In fact, any time that you want to be certain that you will not compromise a site, downloading the zip file update from the actual company's website and manually installing this may be your best bet.

How To Update A WordPress Plugin Via FTP

Here's how you would do it:

1. Download an FTP client. I recommend Cyberduck or FileZilla. They are both free and will do the job well.

2. Get your FTP login information from your hosting company. Normally you can go to your cPanel, select the FTP Accounts folder, and down at the bottom you can click "Configure FTP client." This will show you your login data (and often have a FTP configuration file that you can download and open which will connect your FTP client for you!!).

3. Once you are logged in go to the wp-content folder (or make sure you are in this folder), and open up the plugins folder.

4. Now on your computer (not the FTP client), go back to where you downloaded your updated plugin zip file and double click it to extract it in to a new folder. Rename this folder so that it has the words NEW- in front of it (so if wordpress-seo is the folder, rename it to NEW-wordpress-seo).

5. Drag this file into your plugins folder in the FTP client. (Be sure not to drag into another plugin's folder, but the actual root folder called plugins.)
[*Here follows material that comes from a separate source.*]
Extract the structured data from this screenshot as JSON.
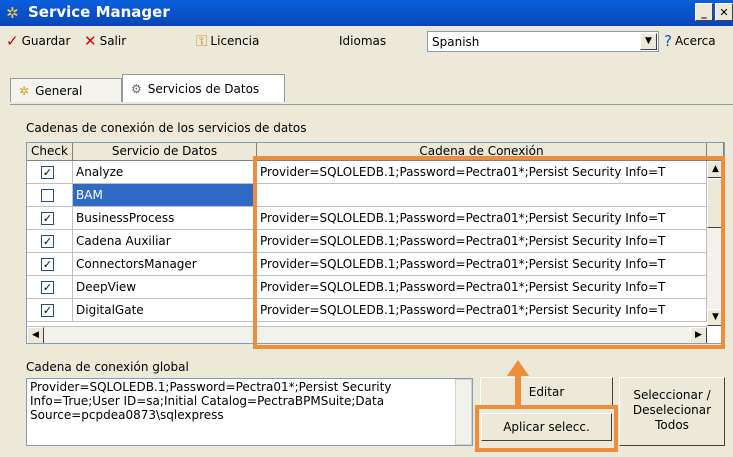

6. Now in the FTP client, rename the original (current) plugin folder so that it has the words OLD- in front of it (so if wordpress-seo is the folder, rename it to OLD-wordpress-seo.

**Now to make sure we are tracking, there will be a NEW- and OLD- version of this plugin in your FTP client. The OLD is the old version and the NEW is the updated version. At this point your plugin is disabled on your site.

7. Finally, rename the NEW- version back to its original name by deleting the prefix NEW-.

**So in the end you have the live updated plugin folder and the old folder with the OLD- prefix.

Now Test Your Site

Now check your site and see that if it is functioning properly after the update. If something goes bonkers, then do the reverse of the above. That is….rename the live folder with the NEW- prefix and remove the OLD- from the older version to revert back.

Conclusion

So this is how to safely update a WordPress plugin via FTP. It allows you to easily revert back to the old version of the plugin if something breaks, and is a great approach to updating a client's site or a third party plugin that provides you with only a zip file.